WILL THIS DRUG HELP PREVENT LONG COVID? 

This is a long-term question, and people have been taking these pills for a relatively short period of time. We won’t know for a while whether the use of medications and antibodies prevent long COVID. But if the pills help people convalesce quicker and also prevent long COVID—that is a game-changer. 

WHAT DO YOU THINK WE WILL SEE NEXT?

There’s another antiviral, a protease inhibitor from Pfizer, in clinical trials, that should be complete late this year or early next. There are also other drugs further back in the pipeline that are at different stages. But between now and June or July 2022, we may have three or four oral antivirals either at the EUA stage or that have at least reported data. 
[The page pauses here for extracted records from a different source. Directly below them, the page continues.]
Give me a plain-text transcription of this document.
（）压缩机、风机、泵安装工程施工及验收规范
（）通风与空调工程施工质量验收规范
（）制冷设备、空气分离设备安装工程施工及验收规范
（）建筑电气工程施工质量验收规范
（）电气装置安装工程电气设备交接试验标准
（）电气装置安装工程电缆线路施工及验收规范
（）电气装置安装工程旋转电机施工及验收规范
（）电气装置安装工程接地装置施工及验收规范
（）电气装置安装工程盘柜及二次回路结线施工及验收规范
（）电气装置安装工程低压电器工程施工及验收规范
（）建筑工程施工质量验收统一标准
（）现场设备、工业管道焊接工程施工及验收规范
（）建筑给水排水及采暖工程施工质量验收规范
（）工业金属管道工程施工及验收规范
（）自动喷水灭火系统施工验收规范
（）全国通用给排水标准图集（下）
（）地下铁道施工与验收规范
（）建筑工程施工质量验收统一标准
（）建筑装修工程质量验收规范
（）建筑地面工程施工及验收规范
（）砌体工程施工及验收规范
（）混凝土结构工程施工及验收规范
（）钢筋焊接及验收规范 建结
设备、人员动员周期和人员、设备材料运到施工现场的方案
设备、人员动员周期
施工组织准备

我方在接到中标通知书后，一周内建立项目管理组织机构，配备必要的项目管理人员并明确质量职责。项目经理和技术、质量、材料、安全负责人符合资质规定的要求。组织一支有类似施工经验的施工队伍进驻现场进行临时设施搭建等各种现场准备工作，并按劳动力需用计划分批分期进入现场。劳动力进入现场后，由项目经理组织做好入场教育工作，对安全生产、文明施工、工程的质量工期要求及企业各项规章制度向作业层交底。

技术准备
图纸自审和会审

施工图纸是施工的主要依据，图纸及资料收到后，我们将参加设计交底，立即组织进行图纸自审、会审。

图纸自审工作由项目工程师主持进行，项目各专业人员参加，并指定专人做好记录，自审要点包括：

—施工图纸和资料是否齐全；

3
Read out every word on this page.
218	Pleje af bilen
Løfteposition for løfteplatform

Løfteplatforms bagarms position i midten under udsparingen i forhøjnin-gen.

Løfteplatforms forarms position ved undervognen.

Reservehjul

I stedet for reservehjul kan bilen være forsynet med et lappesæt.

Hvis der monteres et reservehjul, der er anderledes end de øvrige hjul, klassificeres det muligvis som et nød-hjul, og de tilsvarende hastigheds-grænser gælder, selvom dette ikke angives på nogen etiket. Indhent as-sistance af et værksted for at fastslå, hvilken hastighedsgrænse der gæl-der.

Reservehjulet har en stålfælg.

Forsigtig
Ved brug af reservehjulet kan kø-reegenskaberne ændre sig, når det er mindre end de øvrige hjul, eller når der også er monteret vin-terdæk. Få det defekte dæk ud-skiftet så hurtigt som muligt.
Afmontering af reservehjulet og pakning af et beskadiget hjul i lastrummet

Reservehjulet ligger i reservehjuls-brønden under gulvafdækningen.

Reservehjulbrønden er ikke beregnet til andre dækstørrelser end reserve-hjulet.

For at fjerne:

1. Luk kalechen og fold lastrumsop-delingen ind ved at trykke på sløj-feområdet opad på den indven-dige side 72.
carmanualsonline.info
We could eventually have medicines to use prophylactically if people think they’ve been exposed. In fact, Merck is testing molnupiravir in a post-exposure model. I think that’s the vision everybody has, because we know how wonderful it is to have something simple, like a Z-Pack of pills that you can take quickly should you get exposed or start showing symptoms.

ARE YOU SURPRISED THAT THESE KINDS OF DRUGS HAVE BEEN DEVELOPED AS QUICKLY AS THEY HAVE BEEN? 

No, not at all. Molnupiravir has been in development as a broad-spectrum antiviral for approximately 10 years. It was first tested as an Ebola drug in Liberia’s 2016–2017 outbreak.  The other drugs in development are more coronavirus-specific and have progressed a little quicker. 

HOW WILL HAVING MEDICATIONS TO TREAT COVID-19 AFFECT THE TRAJECTORY OF THE PANDEMIC?

The goal is to keep people from progressing into the hospital and dying. Merck reported in their press release that molnupiravir reduced the risk of hospitalization or death by 50%. The advantage of pills is they’re a lot easier to access and you can treat more people quicker than you can with monoclonal antibodies. Having a sufficient supply of molnupiravir could make a huge impact on hospitalizations and deaths.